Czasami to ty dostajesz odmowę, a czasami to ty ją wypowiadasz. Różnica? Żadna. W obu przypadkach dowiadujesz się czegoś istotnego: że to nie ten kierunek. Że to nie wasza historia. Że jeszcze nie teraz – albo nigdy. I nie ma w tym nic złego.

Bywa też, że ktoś nie przyjmuje odmowy z klasą. Myśli, że skoro raz się uśmiechnęłaś, to już można dopisać wasze inicjały na drzewie. I kiedy słyszy „nie”, nie wie, co z tym zrobić. Czasem wystarczy spokojnie się oddalić. Czasem trzeba powiedzieć stanowczo. A czasem... nagrać dla świętego spokoju. Życie.

Jako projektantka mam tę przewagę, że widzę, co się dziś „klika”. Kto ma wzięcie, kto zyskuje w oczach algorytmu, a kto tylko w naturalnym świetle. Wiem też, że jeśli ktoś wybiera młodszą, z bardziej instagramową talią – to jego wybór. Nie mam o to pretensji. Sama też mam gust. I prawo do niego.

Randki to nie egzaminy. Nikt nie stawia ocen. To raczej spotkania z nieznajomym, który może zostanie na chwilę, może na dłużej, a może tylko na czas jednej rozmowy. Ale nawet z takiej rozmowy można coś wynieść – choćby przekonanie, że następnym razem wybierzesz lepiej. Albo szybciej się zorientujesz.
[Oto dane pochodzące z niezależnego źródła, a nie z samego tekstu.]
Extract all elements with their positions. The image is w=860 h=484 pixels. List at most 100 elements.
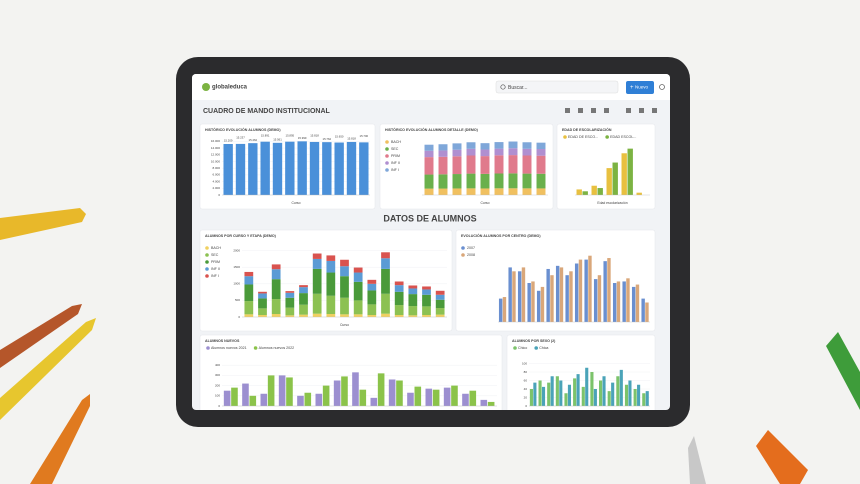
bar <box>602 376 606 406</box>
bar <box>627 148 633 195</box>
bar-segment <box>494 148 504 156</box>
bar-segment <box>424 150 434 158</box>
bar-segment <box>438 144 448 151</box>
chart-title: HISTÓRICO EVOLUCIÓN ALUMNOS DETALLE (DEM… <box>385 127 479 132</box>
legend-swatch <box>206 346 210 350</box>
bar-segment <box>408 315 418 317</box>
legend-label: SEC <box>211 253 219 257</box>
tool-icon[interactable] <box>565 108 570 113</box>
tool-icon[interactable] <box>591 108 596 113</box>
tool-icon[interactable] <box>639 108 644 113</box>
legend-label: INF II <box>391 161 400 165</box>
bar <box>555 376 559 406</box>
tool-icon[interactable] <box>652 108 657 113</box>
x-axis-label: Curso <box>480 201 489 205</box>
bar <box>469 390 477 406</box>
y-tick-label: 14.000 <box>211 146 221 150</box>
bar-segment <box>466 142 476 149</box>
bar <box>425 388 433 406</box>
value-label: 15.762 <box>323 137 332 141</box>
search-box[interactable] <box>495 80 619 94</box>
bar <box>588 255 592 322</box>
y-tick-label: 0 <box>238 315 240 319</box>
tool-icon[interactable] <box>626 108 631 113</box>
bar <box>607 391 611 406</box>
bar <box>550 275 554 322</box>
legend-label: INF II <box>211 267 220 271</box>
legend-swatch <box>385 147 389 151</box>
settings-icon[interactable] <box>659 84 665 90</box>
legend-swatch <box>534 346 539 350</box>
bar <box>599 380 603 406</box>
y-tick-label: 1500 <box>233 265 240 269</box>
bar-segment <box>312 258 322 269</box>
bar <box>242 383 249 406</box>
bar <box>249 395 257 406</box>
bar-segment <box>381 293 390 314</box>
bar-segment <box>353 300 363 315</box>
bar-segment <box>435 299 445 309</box>
bar <box>584 259 588 322</box>
bar-segment <box>312 313 322 317</box>
bar <box>359 142 369 195</box>
bar <box>285 141 295 195</box>
bar <box>612 162 618 195</box>
y-tick-label: 200 <box>215 383 220 387</box>
bar <box>626 278 630 322</box>
bar <box>297 395 304 406</box>
bar-segment <box>326 272 336 296</box>
search-placeholder: Buscar... <box>508 85 527 91</box>
plus-icon: + <box>630 85 634 91</box>
y-tick-label: 6.000 <box>212 173 220 177</box>
bar-segment <box>394 305 404 316</box>
bar <box>538 380 542 406</box>
bar <box>260 393 268 406</box>
bar <box>642 393 646 406</box>
chart-title: ALUMNOS POR SEXO (2) <box>512 339 556 343</box>
new-button[interactable] <box>626 81 654 94</box>
y-tick-label: 0 <box>218 193 220 197</box>
bar <box>603 261 607 322</box>
bar-segment <box>299 287 308 294</box>
bar-segment <box>381 258 390 269</box>
value-label: 15.650 <box>335 134 344 138</box>
bar-segment <box>452 156 462 175</box>
bar <box>333 380 341 406</box>
bar-segment <box>271 314 281 317</box>
bar-segment <box>508 141 518 149</box>
bar <box>624 384 629 406</box>
bar-segment <box>285 307 295 316</box>
bar-segment <box>299 314 308 317</box>
legend-label: EDAD DE ESCO... <box>568 135 598 139</box>
x-axis-label: Curso <box>340 323 349 327</box>
legend-swatch <box>605 135 609 139</box>
bar <box>565 275 569 322</box>
y-tick-label: 500 <box>235 298 240 302</box>
bar-segment <box>326 314 336 317</box>
crayon <box>0 318 96 420</box>
logo-icon <box>202 83 210 91</box>
bar-segment <box>536 142 546 150</box>
bar-segment <box>536 188 546 195</box>
tool-icon[interactable] <box>604 108 609 113</box>
legend-label: Alumnos nuevos 2022 <box>259 346 295 350</box>
bar-segment <box>466 155 476 174</box>
bar-segment <box>258 308 267 316</box>
bar <box>359 389 367 406</box>
bar <box>502 297 507 322</box>
bar-segment <box>258 298 267 309</box>
bar-segment <box>394 285 404 292</box>
bar-segment <box>536 149 546 156</box>
bar-segment <box>522 155 532 174</box>
y-tick-label: 12.000 <box>211 153 221 157</box>
y-tick-label: 8.000 <box>212 166 220 170</box>
bar-segment <box>340 314 349 317</box>
legend-swatch <box>205 253 209 257</box>
value-label: 15.999 <box>298 136 307 140</box>
chart-title: HISTÓRICO EVOLUCIÓN ALUMNOS (DEMO) <box>205 127 281 132</box>
y-tick-label: 0 <box>218 404 220 408</box>
section-title: DATOS DE ALUMNOS <box>383 213 476 223</box>
bar-segment <box>326 295 336 315</box>
tool-icon[interactable] <box>578 108 583 113</box>
bar <box>635 284 640 322</box>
Bo wiesz – to, że ktoś ci odmówił, nie znaczy, że coś z tobą nie tak. To może po prostu znaczyć, że dzięki tej odmowie jesteś o krok bliżej do poznania kogoś, z kim faktycznie będzie warto zostać. Albo lepiej – jesteś bliżej siebie.

A jak mówiła niebieska ryba z bajki – mówi się trudno i płynie się dalej. Albo jak kto woli – idzie na kolejne spotkanie, z dystansem i uśmiechem. Bez oczekiwań, ale z gotowością, żeby się zdziwić.